I've inserted a chart below showing the CPI-W over the last year or so. In mid-2008 there was a rapid increase in prices, such that a 5.8 percent COLA was granted in October of 2008. By the time the COLA began being paid in January of 2009, however, prices had dropped back below their 2008 levels. Once the CPI rises back to it's level at the 3rd quarter of 2008 – a value of around 216 – COLAs will again start being paid.

While current retirees aren't being hurt, as I argued here, new beneficiaries – principally people aged 62 today, but also including new applicants for disability and survivors benefits – will be hurt, as they will be penalized by not receiving COLAs over the next two years but didn't receive the large 5.8 percent 2009 COLA. These folks deserve some help.

2 comments:

Pops said...

Did you include the 4.54% increase in national average wage index between 2006 and 2007? A person born in 1946 with an AIME of $4000 would have an AIME of 4181.53 (for the same earnings in the same years) if born in 1947 (one born on Dec 30, 1946, the other on Jan 2, 1947). The corresponding initial PIA's are 1692.3 and 1769.4. The person born in 1946, after the COLA of 2009 will have a PIA of 1790.4, which is only 1.19% larger than the PIA of the person born in 1947.

Andrew G. Biggs said...

This is a good comment which raises some important issues. Because average earnings are "indexed" to wage growth, this implies that an increase in average wages of x percent as of age 60 will tend to increase all average wages by the same percentage. I've heard some feedback from folks within SSA that the 4.5% increase in wage growth from 2006-2007, which have occurred when the 1947 birth cohort was age 60, would almost make up for benefit reductions of around 5% due to not receiving COLAs for two years.

As I see it, while differing wage growth as of age 60 (and other ages) can produce little 'nothces', we don't want to ignore that Social Security is supposed to be wage indexed system, such that average benefits rise from cohort to cohort with wages. So what matters here isn't the gross rate of wage growth as of age 60 for the 1947 cohort -- 4.5% -- but the wedge between that rate of wage growth and the typical levels for other cohorts.
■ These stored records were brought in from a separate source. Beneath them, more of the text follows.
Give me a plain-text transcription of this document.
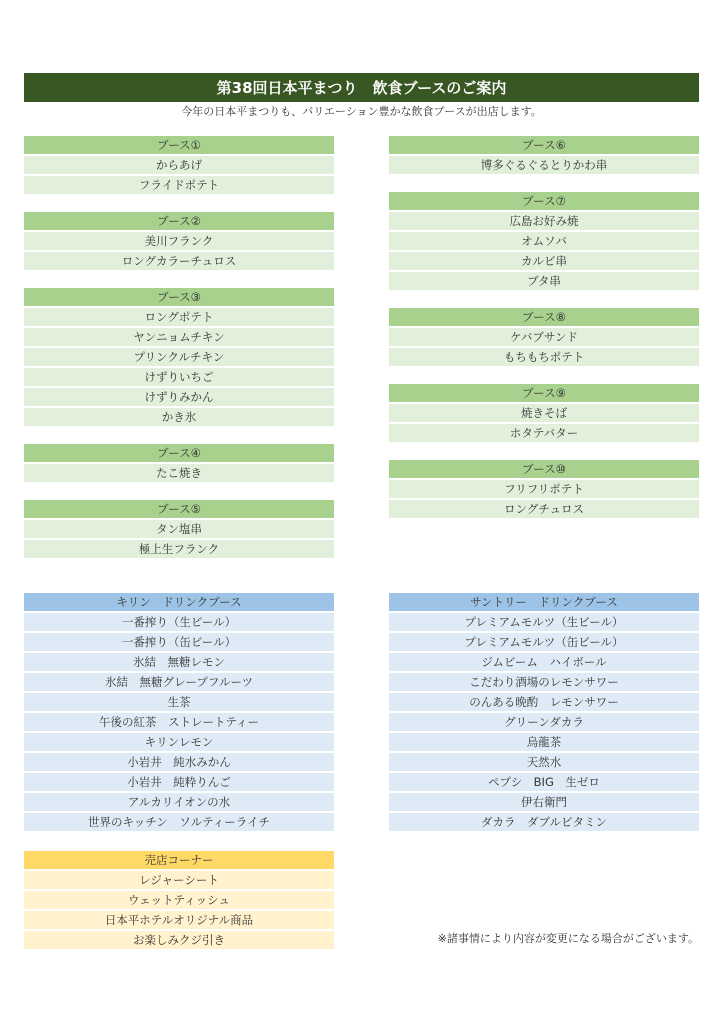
第38回日本平まつり　飲食ブースのご案内
今年の日本平まつりも、バリエーション豊かな飲食ブースが出店します。
ブース①
からあげ
フライドポテト
ブース②
美川フランク
ロングカラーチュロス
ブース③
ロングポテト
ヤンニョムチキン
プリンクルチキン
けずりいちご
けずりみかん
かき氷
ブース④
たこ焼き
ブース⑤
タン塩串
極上生フランク
ブース⑥
博多ぐるぐるとりかわ串
ブース⑦
広島お好み焼
オムソバ
カルビ串
ブタ串
ブース⑧
ケバブサンド
もちもちポテト
ブース⑨
焼きそば
ホタテバター
ブース⑩
フリフリポテト
ロングチュロス
キリン　ドリンクブース
一番搾り（生ビール）
一番搾り（缶ビール）
氷結　無糖レモン
氷結　無糖グレープフルーツ
生茶
午後の紅茶　ストレートティー
キリンレモン
小岩井　純水みかん
小岩井　純粋りんご
アルカリイオンの水
世界のキッチン　ソルティーライチ
サントリー　ドリンクブース
プレミアムモルツ（生ビール）
プレミアムモルツ（缶ビール）
ジムビーム　ハイボール
こだわり酒場のレモンサワー
のんある晩酌　レモンサワー
グリーンダカラ
烏龍茶
天然水
ペプシ　BIG　生ゼロ
伊右衛門
ダカラ　ダブルビタミン
売店コーナー
レジャーシート
ウェットティッシュ
日本平ホテルオリジナル商品
お楽しみクジ引き	※諸事情により内容が変更になる場合がございます。
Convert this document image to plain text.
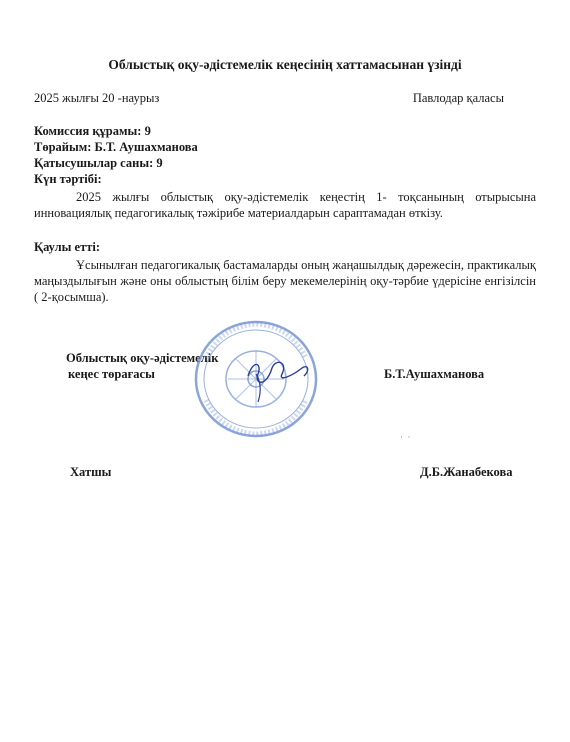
Облыстық оқу-әдістемелік кеңесінің хаттамасынан үзінді
2025 жылғы 20 -наурыз	Павлодар қаласы
Комиссия құрамы: 9
Төрайым: Б.Т. Аушахманова
Қатысушылар саны: 9
Күн тәртібі:
2025 жылғы облыстық оқу-әдістемелік кеңестің 1- тоқсанының отырысына инновациялық педагогикалық тәжірибе материалдарын сараптамадан өткізу.
Қаулы етті:
Ұсынылған педагогикалық бастамаларды оның жаңашылдық дәрежесін, практикалық маңыздылығын және оны облыстың білім беру мекемелерінің оқу-тәрбие үдерісіне енгізілсін ( 2-қосымша).
Облыстық оқу-әдістемелік
кеңес төрағасы	Б.Т.Аушахманова
·  ·
Хатшы	Д.Б.Жанабекова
Over the last 20 years the typical level was around 4% so the wedge was only around 0.5%.

Put another way, what matters here isn't how the 1947 birth cohort's benefits compare to those of the 1946 cohort; they're supposed to be different. What I'm looking at is the level of benefits for the 1947 cohort given the unusual inflationary spike we experienced versus a more normal, smoother outcome.

This answer is probably incomplete but I'm going to be doing so more work in this area and will try to flesh things out a bit. Thanks.